Deduped Local Storage
Events are normalized, hashed, debounced, deduplicated, and persisted locally in JSONL before future indexing.
Architecture
Desktop Shell
Tauri + React + TypeScript handle the UI, hotkey, menu bar direction, and local orchestration between the desktop shell and sidecar.
Local Sidecar
The Python FastAPI sidecar owns the observer, ingest pipeline, health surface, and search endpoints so the capture and retrieval logic can evolve independently from the desktop UI.
Capture Pipeline
The pipeline is observe, normalize, hash, debounce, dedupe, store, then eventually index. The product depends more on high-signal capture than on model sophistication.
Semantic Layer
The intended storage layer is LanceDB with vectors plus metadata persistence, but the local embedding/indexing pipeline and heavier query-time reasoning model are not integrated into runtime yet.
Workflow
1. Capture
The macOS observer tracks the active window and packages context into lightweight local events.
2. Normalize
The ingest layer validates the payload, hashes it, removes noisy duplicates, and stores only the useful context.
3. Store and Index
Accepted events are persisted locally and later indexed with the lightweight embedding model once the semantic pipeline is integrated.
4. Query and Render
Queries will be embedded, matched semantically, optionally reranked or synthesized by a heavier local model, and surfaced in a HUD with app identity, snippet, and time context.
Two-Model End State
Model 1: Background Indexing
Remnis is intended to ship with an always-on local embedding and indexing model for event and query embeddings. The baseline planned model is `all-MiniLM-L6-v2`, used in the background for semantic indexing with low overhead.

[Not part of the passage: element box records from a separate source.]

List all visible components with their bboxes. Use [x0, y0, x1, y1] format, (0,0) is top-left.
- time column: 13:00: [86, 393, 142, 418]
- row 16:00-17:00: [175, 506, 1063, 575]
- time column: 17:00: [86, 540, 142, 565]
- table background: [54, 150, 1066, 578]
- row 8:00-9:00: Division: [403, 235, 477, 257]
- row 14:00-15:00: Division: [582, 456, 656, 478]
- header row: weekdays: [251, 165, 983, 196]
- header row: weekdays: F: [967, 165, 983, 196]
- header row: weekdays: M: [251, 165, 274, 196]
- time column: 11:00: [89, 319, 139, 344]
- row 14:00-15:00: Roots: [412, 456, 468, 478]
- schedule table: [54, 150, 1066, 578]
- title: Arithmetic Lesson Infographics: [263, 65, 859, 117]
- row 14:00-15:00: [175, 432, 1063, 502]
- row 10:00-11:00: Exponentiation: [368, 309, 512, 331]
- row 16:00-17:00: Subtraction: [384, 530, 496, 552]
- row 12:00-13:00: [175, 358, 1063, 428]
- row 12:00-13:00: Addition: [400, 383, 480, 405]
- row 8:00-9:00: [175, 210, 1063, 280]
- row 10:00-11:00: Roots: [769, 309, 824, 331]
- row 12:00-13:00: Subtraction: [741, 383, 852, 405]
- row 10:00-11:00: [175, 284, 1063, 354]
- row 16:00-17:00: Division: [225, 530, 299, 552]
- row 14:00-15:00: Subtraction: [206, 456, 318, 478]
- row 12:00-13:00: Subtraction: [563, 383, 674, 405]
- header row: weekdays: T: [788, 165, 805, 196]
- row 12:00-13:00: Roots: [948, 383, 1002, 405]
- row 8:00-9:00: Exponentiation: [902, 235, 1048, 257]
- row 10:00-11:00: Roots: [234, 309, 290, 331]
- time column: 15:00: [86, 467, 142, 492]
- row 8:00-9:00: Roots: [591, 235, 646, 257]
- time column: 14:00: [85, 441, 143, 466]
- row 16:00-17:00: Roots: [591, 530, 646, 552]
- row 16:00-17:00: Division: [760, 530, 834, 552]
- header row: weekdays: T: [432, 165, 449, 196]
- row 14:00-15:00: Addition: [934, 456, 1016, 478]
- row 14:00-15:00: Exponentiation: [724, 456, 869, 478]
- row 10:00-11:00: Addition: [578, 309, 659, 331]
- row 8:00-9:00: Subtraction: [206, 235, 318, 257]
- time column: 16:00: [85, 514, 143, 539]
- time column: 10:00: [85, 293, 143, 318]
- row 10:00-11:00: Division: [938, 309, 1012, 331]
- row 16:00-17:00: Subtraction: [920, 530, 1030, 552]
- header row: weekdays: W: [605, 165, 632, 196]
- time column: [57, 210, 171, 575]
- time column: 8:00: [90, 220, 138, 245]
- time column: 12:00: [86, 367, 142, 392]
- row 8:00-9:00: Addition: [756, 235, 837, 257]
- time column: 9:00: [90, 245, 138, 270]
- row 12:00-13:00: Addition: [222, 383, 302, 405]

Model 2: Query-Time Reasoning
A second, heavier local model is reserved for query-time use only when the user invokes Remnis and wants reranking, synthesis, reminders, related-context explanations, or a better final answer.
Strategy & Challenges
Capture Quality Comes First
The hardest part of the product is reliable, high-signal capture across sources. Better embeddings or reasoning cannot compensate for weak or noisy capture, so the architecture is intentionally capture-first.
Local-Only Constraints
Everything is designed to stay local by default, with explicit OS permission handling, low CPU and memory overhead, and graceful failure when dependencies or permissions are unavailable.
Fast Retrieval Later
Once both local model tiers are integrated, the product will still need to balance background indexing cost, query-time reasoning cost, and the boundary between the desktop shell and local sidecar so search feels immediate.
Next Expansion
Browser Adapter
The next high-value source is browser capture, especially URL, title, and snippet context.
Clipboard + Notifications
Clipboard and notification capture follow after browser integration to make cross-app recall more robust.
HUD + Hotkey
The long-term UX is a Spotlight-style HUD with fast semantic retrieval, relative time, app identity, and optional synthesized answers.
Current Status
Local API routes already running
Observer loop shipping in v1 today
Local model tiers integrated in runtime yet
Today the baseline observer, ingest, JSONL persistence, and keyword-search fallback are in place. The app is not considered complete until both local model tiers, LanceDB-backed retrieval, and the final query-time reasoning flow are running locally.